Walmart is a major company that uses such policies and practices, but they are far from alone. Almost every major retailer does likewise, as do many other product manufacturers of electronics and other consumer goods. Even public entities, educational institutions and correctional facilities have trended in this direction, as the push to produce more at lower cost seems to pervade more and more aspects of our lives and society as a whole. The work is unevenly distributed and the rewards are unequally divided. Economic justice often seems to have become a distant and unattainable fantasy for most.
If you are lucky enough to have a job, look around at your coworkers. How many have full-time jobs with full benefits? If you look around at other workplaces – grocery stores, department stores, retail stores, schools, restaurants, or wherever – see how many people there have those things. What percentage of workers at these places that you shop, learn, or eat at make a living wage, have good health coverage and other reasonable benefits. Ask how conditions have changed at those workplaces over the years. These days, reducing employee hours as a means of not paying for their health care has been a publicly stated policy to avoid the changes involved with the Affordable Care Act. Pensions and 401k plans have become either non-existent or entirely inadequate for most workers.
The trends are undeniable. More jobs have become part-time and/or temporary with fewer benefits than a few decades ago. Wages and salaries have not kept up with increases in productivity.The minimum wage has not even kept up with inflation. The difference can be seen in higher profits, the main beneficiaries being the stockholders and corporate executives.

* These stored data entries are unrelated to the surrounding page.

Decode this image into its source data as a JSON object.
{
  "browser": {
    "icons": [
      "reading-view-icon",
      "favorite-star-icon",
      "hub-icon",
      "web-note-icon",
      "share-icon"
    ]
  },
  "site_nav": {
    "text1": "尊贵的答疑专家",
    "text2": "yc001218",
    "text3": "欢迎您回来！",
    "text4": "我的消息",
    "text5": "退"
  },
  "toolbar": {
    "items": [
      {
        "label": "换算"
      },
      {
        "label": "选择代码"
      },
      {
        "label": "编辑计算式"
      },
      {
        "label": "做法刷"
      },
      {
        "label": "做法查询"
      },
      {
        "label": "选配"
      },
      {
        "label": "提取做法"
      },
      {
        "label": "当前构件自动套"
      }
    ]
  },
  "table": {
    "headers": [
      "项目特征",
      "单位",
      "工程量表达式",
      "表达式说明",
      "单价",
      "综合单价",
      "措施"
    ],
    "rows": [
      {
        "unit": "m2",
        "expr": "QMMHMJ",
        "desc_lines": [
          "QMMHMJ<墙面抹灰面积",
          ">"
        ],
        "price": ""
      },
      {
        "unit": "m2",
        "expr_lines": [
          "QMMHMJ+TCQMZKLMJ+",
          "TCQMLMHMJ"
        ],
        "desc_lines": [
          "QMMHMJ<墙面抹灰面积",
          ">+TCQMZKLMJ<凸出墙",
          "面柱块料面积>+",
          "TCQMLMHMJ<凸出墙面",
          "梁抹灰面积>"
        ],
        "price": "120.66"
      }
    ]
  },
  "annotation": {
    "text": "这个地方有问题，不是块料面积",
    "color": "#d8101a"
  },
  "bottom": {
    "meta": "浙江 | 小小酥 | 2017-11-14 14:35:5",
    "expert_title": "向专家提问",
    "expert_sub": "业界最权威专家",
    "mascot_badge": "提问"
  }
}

Public sector institutions have also participated in this downsizing and outsourcing as budgets are cut. The push to outsource jobs and contract out work to other companies, both locally and abroad, is constantly in play. Relieving corporations, or school districts or prisons, or even Congress, of their responsibility to ensure that everyone involved in their operation – no matter how peripherally – is treated fairly and well is unacceptable. But the obfuscation of this responsibility is passed around like a hot potato, ensuring that many are treated deplorably and nothing is done to fix the problem.
Treatment of workers in our society has taken a turn for the worse in recent decades. The time has come to reverse some of the more debilitating practices employed by the corporate and governmental powers that be to squeeze more and more out of people without adequately compensating them for their work. People deserve to have jobs that enable them to lead productive and fruitful lives, to have health care, education, housing, security in old age and nurturing in youth. Our corporations and the government they increasingly seem to own appear to disagree with this notion, or at least refuse to take any responsibility for ensuring that it happens. Our technology, knowledge and work ethic make us capable of producing everything we need for all to live well. That we do not is a travesty of justice that needs to be rectified so that the products of our toil are more equitably distributed to all rather than hoarded by a few.